Mack Brown is back on the sideline after occupying a chushy media gig for the past five years. Some may wonder why the Hall of Fame coach would trade the comforts of the studio for the responsibility of resuscitating the UNC football program. According to Brown, he never fully shut the door on returning to coaching and the perfect opportunity, along with permission from his wife Sally, led him back to Chapel Hill.

“Every year, as much as I love TV, we would interview at some job. None of them seemed to fit, whether they didn’t want us, we didn’t want to live there, whatever. “

“I actually asked Sally a year ago – a prominent job I was interested in called and asked if I would talk to them. I asked my wife, Would you go here? She said, No, I’m not going to go there.
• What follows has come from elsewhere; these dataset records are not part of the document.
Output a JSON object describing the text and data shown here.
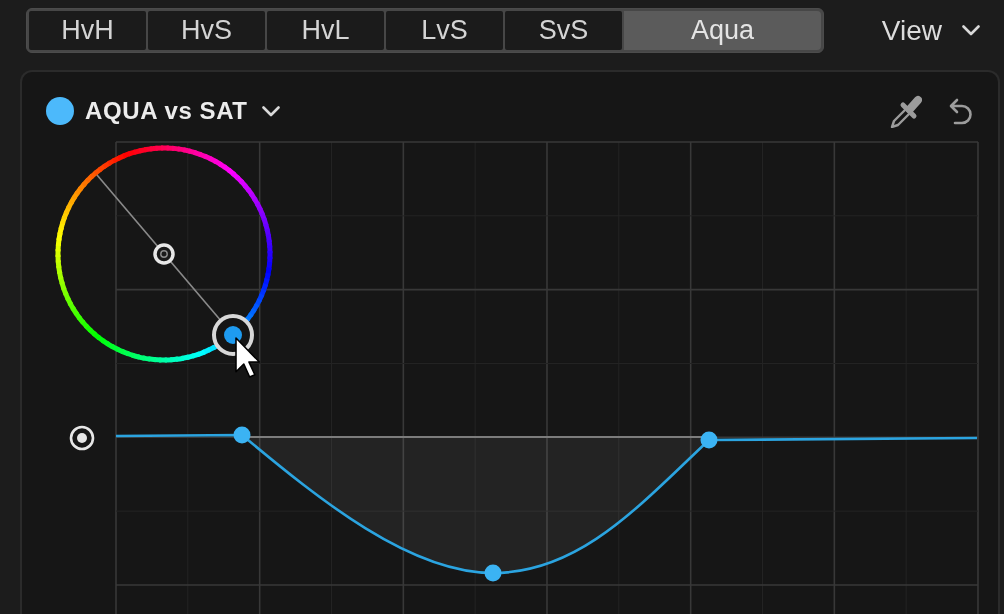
{
  "tabs": [
    {
      "label": "HvH",
      "selected": false
    },
    {
      "label": "HvS",
      "selected": false
    },
    {
      "label": "HvL",
      "selected": false
    },
    {
      "label": "LvS",
      "selected": false
    },
    {
      "label": "SvS",
      "selected": false
    },
    {
      "label": "Aqua",
      "selected": true
    }
  ],
  "view_menu": {
    "label": "View"
  },
  "curve_panel": {
    "title": "AQUA vs SAT"
  }
}
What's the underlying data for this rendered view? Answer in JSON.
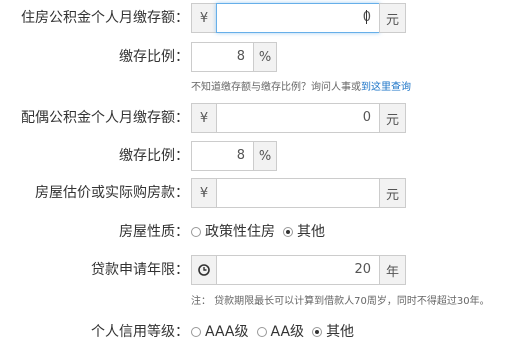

I don’t want to live there, you don’t fit there. That’s stupid. We are not doing that.”

“I’ll let you coach in Hawaii, I’ll let you coach in The Bahamas. I said, They don’t even have football. She said, Well, we’ll start a team called the Bahamas Iguanas. Or I’ll let you coach in Chapel Hill.”
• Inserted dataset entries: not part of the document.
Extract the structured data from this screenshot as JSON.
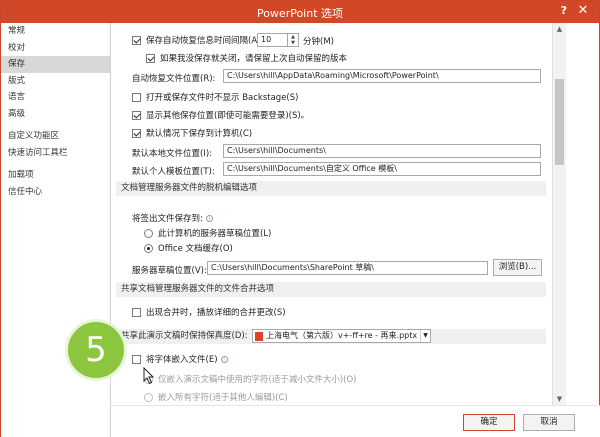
{
  "window": {
    "title": "PowerPoint 选项",
    "help_label": "?",
    "close_label": "✕"
  },
  "sidebar": {
    "items": [
      {
        "label": "常规",
        "active": false
      },
      {
        "label": "校对",
        "active": false
      },
      {
        "label": "保存",
        "active": true
      },
      {
        "label": "版式",
        "active": false
      },
      {
        "label": "语言",
        "active": false
      },
      {
        "label": "高级",
        "active": false
      },
      {
        "label": "自定义功能区",
        "active": false
      },
      {
        "label": "快速访问工具栏",
        "active": false
      },
      {
        "label": "加载项",
        "active": false
      },
      {
        "label": "信任中心",
        "active": false
      }
    ]
  },
  "save": {
    "autorecover_label": "保存自动恢复信息时间间隔(A)",
    "autorecover_minutes": "10",
    "minutes_label": "分钟(M)",
    "keep_last_label": "如果我没保存就关闭，请保留上次自动保留的版本",
    "autorecover_path_label": "自动恢复文件位置(R):",
    "autorecover_path": "C:\\Users\\hill\\AppData\\Roaming\\Microsoft\\PowerPoint\\",
    "no_backstage_label": "打开或保存文件时不显示 Backstage(S)",
    "show_more_label": "显示其他保存位置(即使可能需要登录)(S)。",
    "default_computer_label": "默认情况下保存到计算机(C)",
    "local_path_label": "默认本地文件位置(I):",
    "local_path": "C:\\Users\\hill\\Documents\\",
    "template_path_label": "默认个人模板位置(T):",
    "template_path": "C:\\Users\\hill\\Documents\\自定义 Office 模板\\"
  },
  "offline": {
    "section_title": "文档管理服务器文件的脱机编辑选项",
    "checkout_label": "将签出文件保存到:",
    "option_server": "此计算机的服务器草稿位置(L)",
    "option_cache": "Office 文档缓存(O)",
    "drafts_label": "服务器草稿位置(V):",
    "drafts_path": "C:\\Users\\hill\\Documents\\SharePoint 草稿\\",
    "browse_label": "浏览(B)..."
  },
  "merge": {
    "section_title": "共享文档管理服务器文件的文件合并选项",
    "show_changes_label": "出现合并时，播放详细的合并更改(S)"
  },
  "fidelity": {
    "section_title": "共享此演示文稿时保持保真度(D):",
    "presentation_name": "上海电气（第六版）v+-ff+re - 再来.pptx",
    "embed_fonts_label": "将字体嵌入文件(E)",
    "embed_used_label": "仅嵌入演示文稿中使用的字符(适于减小文件大小)(O)",
    "embed_all_label": "嵌入所有字符(适于其他人编辑)(C)"
  },
  "footer": {
    "ok_label": "确定",
    "cancel_label": "取消"
  },
  "annotation": {
    "step_number": "5"
  },
  "colors": {
    "titlebar": "#d24726",
    "step_badge": "#8cc63f"
  }
}
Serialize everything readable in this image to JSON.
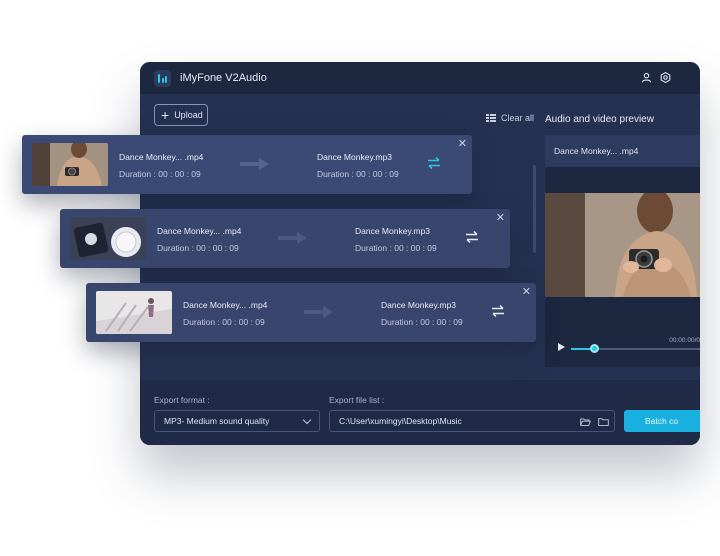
{
  "app": {
    "title": "iMyFone V2Audio"
  },
  "toolbar": {
    "upload_label": "Upload",
    "clear_all_label": "Clear all"
  },
  "files": [
    {
      "source_name": "Dance Monkey... .mp4",
      "source_duration": "Duration : 00 : 00 : 09",
      "output_name": "Dance Monkey.mp3",
      "output_duration": "Duration : 00 : 00 : 09",
      "active": true
    },
    {
      "source_name": "Dance Monkey... .mp4",
      "source_duration": "Duration : 00 : 00 : 09",
      "output_name": "Dance Monkey.mp3",
      "output_duration": "Duration : 00 : 00 : 09",
      "active": false
    },
    {
      "source_name": "Dance Monkey... .mp4",
      "source_duration": "Duration : 00 : 00 : 09",
      "output_name": "Dance Monkey.mp3",
      "output_duration": "Duration : 00 : 00 : 09",
      "active": false
    }
  ],
  "preview": {
    "title": "Audio and video preview",
    "file_name": "Dance Monkey... .mp4",
    "time": "00:00:00/0",
    "progress": 0.18
  },
  "export": {
    "format_label": "Export format :",
    "format_value": "MP3- Medium sound quality",
    "path_label": "Export file list :",
    "path_value": "C:\\User\\xumingyi\\Desktop\\Music",
    "batch_button_label": "Batch co"
  },
  "colors": {
    "accent": "#2cc6e8",
    "window_bg": "#243150",
    "card_bg": "#38456c",
    "titlebar_bg": "#1c2740"
  },
  "icons": [
    "app-logo-icon",
    "user-icon",
    "settings-icon",
    "plus-icon",
    "list-icon",
    "close-icon",
    "arrow-right-icon",
    "swap-icon",
    "play-icon",
    "folder-open-icon",
    "folder-icon",
    "chevron-down-icon"
  ]
}
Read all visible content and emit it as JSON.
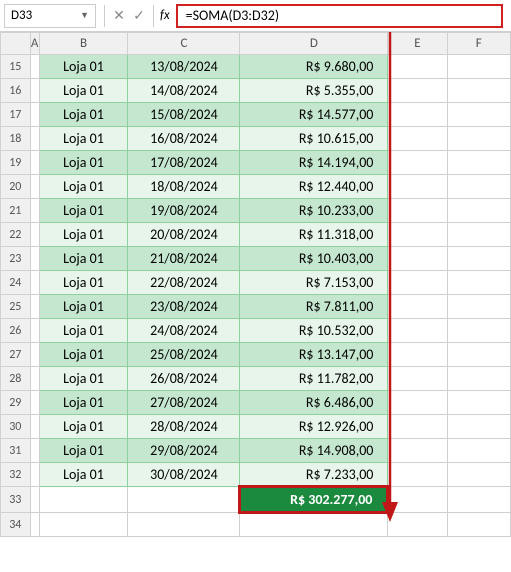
{
  "name_box": "D33",
  "fx_buttons": {
    "cancel": "✕",
    "confirm": "✓",
    "fx": "fx"
  },
  "formula": "=SOMA(D3:D32)",
  "columns": [
    "A",
    "B",
    "C",
    "D",
    "E",
    "F"
  ],
  "row_start": 15,
  "rows": [
    {
      "n": 15,
      "b": "Loja 01",
      "c": "13/08/2024",
      "d": "R$ 9.680,00"
    },
    {
      "n": 16,
      "b": "Loja 01",
      "c": "14/08/2024",
      "d": "R$ 5.355,00"
    },
    {
      "n": 17,
      "b": "Loja 01",
      "c": "15/08/2024",
      "d": "R$ 14.577,00"
    },
    {
      "n": 18,
      "b": "Loja 01",
      "c": "16/08/2024",
      "d": "R$ 10.615,00"
    },
    {
      "n": 19,
      "b": "Loja 01",
      "c": "17/08/2024",
      "d": "R$ 14.194,00"
    },
    {
      "n": 20,
      "b": "Loja 01",
      "c": "18/08/2024",
      "d": "R$ 12.440,00"
    },
    {
      "n": 21,
      "b": "Loja 01",
      "c": "19/08/2024",
      "d": "R$ 10.233,00"
    },
    {
      "n": 22,
      "b": "Loja 01",
      "c": "20/08/2024",
      "d": "R$ 11.318,00"
    },
    {
      "n": 23,
      "b": "Loja 01",
      "c": "21/08/2024",
      "d": "R$ 10.403,00"
    },
    {
      "n": 24,
      "b": "Loja 01",
      "c": "22/08/2024",
      "d": "R$ 7.153,00"
    },
    {
      "n": 25,
      "b": "Loja 01",
      "c": "23/08/2024",
      "d": "R$ 7.811,00"
    },
    {
      "n": 26,
      "b": "Loja 01",
      "c": "24/08/2024",
      "d": "R$ 10.532,00"
    },
    {
      "n": 27,
      "b": "Loja 01",
      "c": "25/08/2024",
      "d": "R$ 13.147,00"
    },
    {
      "n": 28,
      "b": "Loja 01",
      "c": "26/08/2024",
      "d": "R$ 11.782,00"
    },
    {
      "n": 29,
      "b": "Loja 01",
      "c": "27/08/2024",
      "d": "R$ 6.486,00"
    },
    {
      "n": 30,
      "b": "Loja 01",
      "c": "28/08/2024",
      "d": "R$ 12.926,00"
    },
    {
      "n": 31,
      "b": "Loja 01",
      "c": "29/08/2024",
      "d": "R$ 14.908,00"
    },
    {
      "n": 32,
      "b": "Loja 01",
      "c": "30/08/2024",
      "d": "R$ 7.233,00"
    }
  ],
  "total_row": 33,
  "total_value": "R$ 302.277,00",
  "extra_rows": [
    34
  ]
}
So, when UNC Athletics Director Bubba Cunningham reached out to Brown about the head football coach opening, it was the perfect opportunity he was looking for.
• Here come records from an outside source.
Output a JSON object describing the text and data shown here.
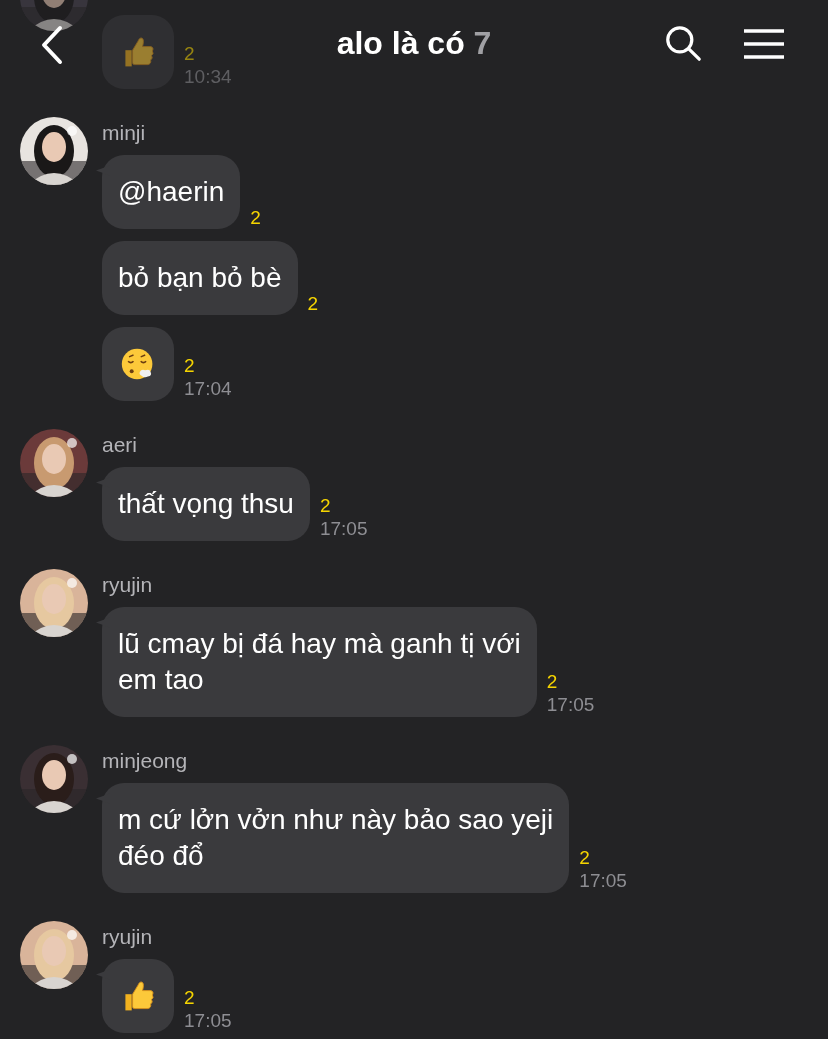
{
  "header": {
    "title": "alo là có",
    "member_count": "7"
  },
  "groups": [
    {
      "messages": [
        {
          "kind": "thumbs",
          "unread": "2",
          "time": "10:34"
        }
      ]
    },
    {
      "sender": "minji",
      "messages": [
        {
          "kind": "text",
          "text": "@haerin",
          "unread": "2"
        },
        {
          "kind": "text",
          "text": "bỏ bạn bỏ bè",
          "unread": "2"
        },
        {
          "kind": "sigh",
          "unread": "2",
          "time": "17:04"
        }
      ]
    },
    {
      "sender": "aeri",
      "messages": [
        {
          "kind": "text",
          "text": "thất vọng thsu",
          "unread": "2",
          "time": "17:05"
        }
      ]
    },
    {
      "sender": "ryujin",
      "messages": [
        {
          "kind": "text",
          "text": "lũ cmay bị đá hay mà ganh tị với\nem tao",
          "unread": "2",
          "time": "17:05"
        }
      ]
    },
    {
      "sender": "minjeong",
      "messages": [
        {
          "kind": "text",
          "text": "m cứ lởn vởn như này bảo sao yeji\nđéo đổ",
          "unread": "2",
          "time": "17:05"
        }
      ]
    },
    {
      "sender": "ryujin",
      "messages": [
        {
          "kind": "thumbs",
          "unread": "2",
          "time": "17:05"
        }
      ]
    }
  ]
}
“Bubba called at the end of the year. It had been a year after the Hall of Fame where we talked to a lot of different players that played for us. They all talked about how much we meant in their lives. They’re talking to their children about things we talked to them about.

“Walking out of the building at North Carolina in August of last year, Sally said, There’s two things I learned tonight. Number one, you better not tell a kid something as a coach unless you mean it because he’s going to remember it. Number two, there’s a void in your life and you love mentoring young people, and you can’t do that right now with TV.”

So with the motivation to complete the unfinished business that remained when he left in 1997, Brown returns to Chapel Hill to make things even better than they were when he left.

“When we left we were fourth in the country I think. We had just won 10, then won 11. We were recruiting as well as anybody in the country. We were getting most of the guys we wanted out of the state of North Carolina, some out of Virginia, some out of South Carolina and Georgia. We were really on a roll. We want to come back and get it back like it was. But even better. We’d love nothing more than to win a national championship here.”